Hugging Face Launches Largest Open-Source Synthetic Dataset: Cosmopedia
Hugging Face has released Cosmopedia v0.1, the largest open synthetic dataset to date, consisting of over 30 million samples generated by Mixtral 7b. It includes various types of content such as textbooks, blog articles, stories, and WikiHow articles, totaling 25 billion tokens.
The dataset aims to compile global knowledge by mapping information from web datasets like RefinedWeb and RedPajama. It contains important details including prompts, synthetic content, seed data sources, token length, text format (e.g., textbooks, blog articles), and target audience. It provides a comprehensive overview of the splitting, distribution, and creation methods, offering researchers an in-depth understanding of the dataset structure and potential applications.

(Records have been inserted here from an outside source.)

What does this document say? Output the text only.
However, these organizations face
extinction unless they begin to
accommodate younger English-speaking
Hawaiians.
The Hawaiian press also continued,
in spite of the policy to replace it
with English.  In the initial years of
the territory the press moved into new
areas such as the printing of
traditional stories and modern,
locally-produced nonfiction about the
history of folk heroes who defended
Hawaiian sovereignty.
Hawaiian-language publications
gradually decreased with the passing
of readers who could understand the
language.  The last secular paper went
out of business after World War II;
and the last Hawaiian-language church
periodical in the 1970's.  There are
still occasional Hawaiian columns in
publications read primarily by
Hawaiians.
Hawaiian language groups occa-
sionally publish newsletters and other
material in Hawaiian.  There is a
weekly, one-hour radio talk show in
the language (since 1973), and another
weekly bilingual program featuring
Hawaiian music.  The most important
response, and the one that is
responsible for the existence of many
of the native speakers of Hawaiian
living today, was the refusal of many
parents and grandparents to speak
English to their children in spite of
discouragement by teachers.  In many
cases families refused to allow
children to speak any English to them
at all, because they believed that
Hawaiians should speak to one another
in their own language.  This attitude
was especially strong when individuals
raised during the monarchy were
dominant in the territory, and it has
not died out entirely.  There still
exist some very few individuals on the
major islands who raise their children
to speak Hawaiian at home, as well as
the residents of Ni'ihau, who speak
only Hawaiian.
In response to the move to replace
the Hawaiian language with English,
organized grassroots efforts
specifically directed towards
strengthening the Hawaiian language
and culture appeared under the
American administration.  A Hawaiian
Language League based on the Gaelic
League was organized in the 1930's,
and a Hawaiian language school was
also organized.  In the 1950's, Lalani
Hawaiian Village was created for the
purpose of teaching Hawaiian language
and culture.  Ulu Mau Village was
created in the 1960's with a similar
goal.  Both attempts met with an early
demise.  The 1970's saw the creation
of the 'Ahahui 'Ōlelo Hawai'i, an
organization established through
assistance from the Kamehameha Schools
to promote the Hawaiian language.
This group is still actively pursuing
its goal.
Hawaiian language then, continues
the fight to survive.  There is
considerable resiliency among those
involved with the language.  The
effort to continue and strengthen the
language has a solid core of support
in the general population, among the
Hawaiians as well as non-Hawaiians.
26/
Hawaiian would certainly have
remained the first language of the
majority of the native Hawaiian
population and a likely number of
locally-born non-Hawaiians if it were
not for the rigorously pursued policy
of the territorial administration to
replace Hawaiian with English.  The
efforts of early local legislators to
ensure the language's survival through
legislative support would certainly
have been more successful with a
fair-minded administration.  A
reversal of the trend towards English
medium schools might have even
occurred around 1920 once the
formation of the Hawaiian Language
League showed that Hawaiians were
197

Inspired by the Phi1.5 work, this initial version of Cosmopedia lays the foundation for research in the field of synthetic data. Serving as a comprehensive resource on diverse topics, it emphasizes the potential for further enhancement in subsequent iterations.
The dataset is divided into eight splits, each derived from different seed samples. These splits include web_samples_v1 and web_samples_v2, which account for approximately 75% of the dataset and originate from an internal web dataset similar to RefinedWeb.
The Stanford split utilizes course syllabi scraped from stanford.edu, while the stories split combines narrative generation from UltraChat and OpenHermes2.5. Additionally, the WikiHow, OpenStax, KhanAcademy, and automathtext splits involve prompts associated with their respective sources.
To facilitate user access to the dataset, specific splits can be loaded using the provided code snippets. For users seeking to reduce the dataset size, a smaller subset called Cosmopedia-100k is also available. Furthermore, a larger model, Cosmo-1B, has been trained on Cosmopedia, showcasing scalability and versatility.
The dataset creation process involves a topic clustering method for web samples, refining prompts iteratively, and addressing contamination issues. The goal is to maximize diversity by customizing prompt styles and target audiences, significantly reducing duplicate content.